Hadoop的MapReduce模型支持基于key的排序,即在一次MapReduce之后,结果都是按照key的大小排序的。但是在很多应用情况下,我们需要对映射在一个key下的value集合进行排序,即“secondary sort”。
在《hadoop the definate guide》的P227的“secondary sort”章节中,以<year,temperature>为例,在map阶段按照year来分发temperature,在reduce阶段按照同一year对应的temperature大小排序。

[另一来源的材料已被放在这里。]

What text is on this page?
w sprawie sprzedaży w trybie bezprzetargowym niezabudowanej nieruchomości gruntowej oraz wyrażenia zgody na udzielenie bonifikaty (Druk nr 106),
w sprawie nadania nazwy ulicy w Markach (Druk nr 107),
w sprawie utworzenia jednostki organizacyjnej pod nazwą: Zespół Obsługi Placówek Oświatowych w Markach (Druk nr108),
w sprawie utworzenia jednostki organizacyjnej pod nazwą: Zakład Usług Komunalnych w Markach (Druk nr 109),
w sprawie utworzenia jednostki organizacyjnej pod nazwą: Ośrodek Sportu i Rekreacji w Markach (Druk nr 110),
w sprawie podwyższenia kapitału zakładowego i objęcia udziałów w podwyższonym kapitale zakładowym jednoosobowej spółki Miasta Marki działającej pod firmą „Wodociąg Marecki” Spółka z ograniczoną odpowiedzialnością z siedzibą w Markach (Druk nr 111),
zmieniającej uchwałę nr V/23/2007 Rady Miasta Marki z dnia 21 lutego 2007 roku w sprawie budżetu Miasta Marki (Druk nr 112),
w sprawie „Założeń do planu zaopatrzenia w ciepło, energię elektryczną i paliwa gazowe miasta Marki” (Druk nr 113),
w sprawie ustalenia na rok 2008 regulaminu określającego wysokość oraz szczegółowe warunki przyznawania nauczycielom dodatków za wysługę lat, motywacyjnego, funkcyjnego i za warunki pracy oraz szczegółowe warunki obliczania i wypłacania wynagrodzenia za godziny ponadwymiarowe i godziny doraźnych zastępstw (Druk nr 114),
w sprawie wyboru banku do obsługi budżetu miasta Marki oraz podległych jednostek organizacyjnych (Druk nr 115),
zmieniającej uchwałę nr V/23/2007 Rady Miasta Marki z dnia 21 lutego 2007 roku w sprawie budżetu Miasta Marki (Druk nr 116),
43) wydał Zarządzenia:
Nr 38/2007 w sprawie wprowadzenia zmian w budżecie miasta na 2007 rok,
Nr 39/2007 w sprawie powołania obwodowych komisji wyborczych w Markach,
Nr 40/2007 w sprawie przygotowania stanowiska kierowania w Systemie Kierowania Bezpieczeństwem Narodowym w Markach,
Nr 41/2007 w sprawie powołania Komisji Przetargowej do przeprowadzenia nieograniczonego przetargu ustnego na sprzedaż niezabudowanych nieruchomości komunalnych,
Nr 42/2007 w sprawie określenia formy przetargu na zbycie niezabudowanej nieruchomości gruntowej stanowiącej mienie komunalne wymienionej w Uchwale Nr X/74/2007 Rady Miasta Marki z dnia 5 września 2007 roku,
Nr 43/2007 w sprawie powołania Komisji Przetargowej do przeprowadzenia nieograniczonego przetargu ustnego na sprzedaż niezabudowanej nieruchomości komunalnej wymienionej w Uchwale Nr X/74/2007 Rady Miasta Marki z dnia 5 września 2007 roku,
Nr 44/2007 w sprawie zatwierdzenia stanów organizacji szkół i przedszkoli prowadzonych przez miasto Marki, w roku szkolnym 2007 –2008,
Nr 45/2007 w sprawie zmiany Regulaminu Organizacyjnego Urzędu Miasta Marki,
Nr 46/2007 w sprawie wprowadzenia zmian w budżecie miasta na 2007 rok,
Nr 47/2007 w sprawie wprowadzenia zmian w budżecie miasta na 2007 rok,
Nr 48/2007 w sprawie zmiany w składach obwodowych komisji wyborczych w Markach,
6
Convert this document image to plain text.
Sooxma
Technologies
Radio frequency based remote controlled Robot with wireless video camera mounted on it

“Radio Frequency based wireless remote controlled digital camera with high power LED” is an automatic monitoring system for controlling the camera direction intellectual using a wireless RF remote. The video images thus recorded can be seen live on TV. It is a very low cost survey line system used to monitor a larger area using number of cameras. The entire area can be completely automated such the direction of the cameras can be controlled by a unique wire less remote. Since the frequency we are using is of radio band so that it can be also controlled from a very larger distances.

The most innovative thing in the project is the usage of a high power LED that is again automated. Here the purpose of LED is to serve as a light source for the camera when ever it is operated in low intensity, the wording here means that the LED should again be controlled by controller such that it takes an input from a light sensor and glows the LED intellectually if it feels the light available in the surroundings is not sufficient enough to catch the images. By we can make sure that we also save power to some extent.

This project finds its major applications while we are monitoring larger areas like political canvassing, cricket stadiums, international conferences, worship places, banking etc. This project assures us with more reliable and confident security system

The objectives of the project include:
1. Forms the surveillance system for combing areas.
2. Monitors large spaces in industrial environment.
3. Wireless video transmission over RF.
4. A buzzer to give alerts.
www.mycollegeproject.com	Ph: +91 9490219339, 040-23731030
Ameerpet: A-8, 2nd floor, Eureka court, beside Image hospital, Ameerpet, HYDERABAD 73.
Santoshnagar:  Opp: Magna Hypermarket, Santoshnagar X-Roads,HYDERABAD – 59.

本文以<String, Int>格式为例,先介绍已知类型的二次排序,再介绍泛型<key,value>集合的二次排序。
设输入为如下的序列对:
str1 3
str2 2
str1 1
str3 9
str2 10
我们期望的输出结果为:
str1 1,3
str2 2,10
str3 9
1 value集合的二次排序
(1)先定义一个TextInt类,将String及int对象封装为一个整体。由于TextInt在mapreduce中要作为key进行比较,必须实现WritableComparable接口。如下:
public class TextInt implements WritableComparable<TextInt>{
private String text ;
private int value;
public TextInt(){}
public TextInt(String text , int value){
this.text = text;
this.value = value;
}
public String getFirst(){
return this.text;
}
public int getSecond(){
return this.value;
}
@Override
public void readFields(DataInput in) throws IOException {
text = in.readUTF();
value = in.readInt();
}
@Override
public void write(DataOutput out) throws IOException {
out.writeUTF(text);
out.writeInt(value);
}
@Override
public int compareTo(TextInt that) {
return this.text.compareTo(that.text);
}
}
(2)我们用KeyValueTextInputFormat的方式来读取输入文件,以tab等分割符切分输入的<key,value>对,key,value都是Text类型。所以在mapper阶段需要把将value还原到int数据,同时封装String及int为TextInt;
@Override
public void map(Text key, Text value, OutputCollector<TextInt,IntWritable> output, Reporter reporter) throws IOException {
int intValue = Integer.parseInt(value.toString());
TextInt ti = new TextInt(key.toString(), intValue);
output.collect(ti, new IntWritable(intValue));
}
(3)在reduce阶段,为了方便查看输出数据,我们把同一个string对应的int数据封装在一起,如下:
@Override
public void reduce(TextInt key, Iterator<IntWritable> values,
OutputCollector<Text, Text> output, Reporter reporter)
throws IOException {
StringBuffer combineValue = new StringBuffer();
while( values.hasNext()){
int value = values.next().get();
combineValue.append(value + ",");
}
output.collect(new Text(key.getFirst()),newText(combineValue.toString()));
}
(4)上面的map及reduce跟普通的mapreduce没什么区别,很容易理解,但真正实现二次排序的是以下两个comparator及一个partitioner。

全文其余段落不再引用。